Development of a quadruplex RT-qPCR for the detection of avian leukosis virus, chicken infectious anemia virus, avian reovirus, and fowl adenovirus.

Abstract

Avian leukosis virus (ALV), chicken infectious anemia virus (CIAV), avian reovirus (ARV), and fowl adenovirus (FAdV) are important viral pathogens that can transmitted horizontally and vertically, and induce immunosuppression to the poultry flocks. They exhibit diverse pathogenic characteristics in clinical settings, and pose continuous threat to the health of poultry flocks. Here, the specific primers and probes were designed for the env gene of ALV, the VP1 gene of CIAV, the M1 gene of ARV, and the ORF1 gene of FAdV. The RNA standards for ALV, and ARV, and the plasmid DNA standards for CIAV, and FAdV were constructed. To establish a quadruplex real-time quantitative PCR (RT-qPCR) for detecting these four viruses, the reaction conditions (primer and probe concentrations, annealing temperature, and reaction cycles) were optimized, and the specificity, sensitivity, and repeatability were analyzed.

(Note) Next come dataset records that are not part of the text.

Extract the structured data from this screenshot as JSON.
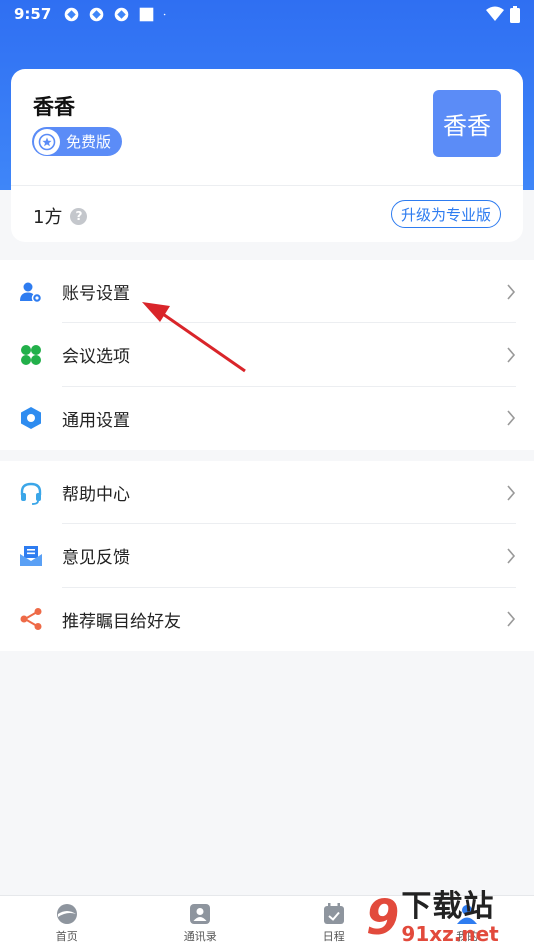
{
  "status": {
    "time": "9:57",
    "icons": [
      "app-icon",
      "app-icon",
      "app-icon",
      "square-icon",
      "dot-icon"
    ],
    "right_icons": [
      "wifi-icon",
      "battery-icon"
    ]
  },
  "profile": {
    "name": "香香",
    "plan_badge": "免费版",
    "avatar_text": "香香",
    "quota": "1方",
    "help_icon": "?",
    "upgrade_label": "升级为专业版"
  },
  "menu_group_1": [
    {
      "label": "账号设置",
      "icon": "account-settings-icon"
    },
    {
      "label": "会议选项",
      "icon": "clover-icon"
    },
    {
      "label": "通用设置",
      "icon": "hexagon-gear-icon"
    }
  ],
  "menu_group_2": [
    {
      "label": "帮助中心",
      "icon": "headset-icon"
    },
    {
      "label": "意见反馈",
      "icon": "feedback-icon"
    },
    {
      "label": "推荐瞩目给好友",
      "icon": "share-icon"
    }
  ],
  "tabs": [
    {
      "label": "首页"
    },
    {
      "label": "通讯录"
    },
    {
      "label": "日程"
    },
    {
      "label": "我的"
    }
  ],
  "watermark": {
    "number": "9",
    "cn": "下载站",
    "url": "91xz.net"
  },
  "colors": {
    "header": "#3f86f8",
    "accent": "#2e7cf0",
    "badge": "#5b8cf7",
    "arrow": "#d9252a"
  }
}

The results indicated that the developed assay could specifically detect ALV, CIAV, ARV, and FAdV, and had no cross-reaction with other chicken viruses; the limits of detection (LODs) of them were 136.66, 129.59, 133.20, and 139.79 copies/reaction, respectively, demonstrating high specificity and sensitivity. In addition, this assay had excellent repeatability, with coefficients of variation (CVs) of 0.29-0.93% for the intra-assay and of 0.29-0.99% for the inter-assay. The developed assay was validated via testing 1,575 clinical samples from Guangxi province, China. The positivity rates of ALV, CIAV, ARV, and FAdV were 36.89% (581/1,575), 17.65% (278/1,575), 2.16% (34/1,575), and 7.05% (111/1,575), respectively. These 1,575 clinical samples were also tested using the reported reference methods, and the results were compared with those of the established method. The coincidence rate of the developed and the reference assays exceeded 99.31%. In conclusion, a quadruplex RT-qPCR was successfully developed for the efficient and precise detection and differentiation of ALV, CIAV, ARV, and FAdV.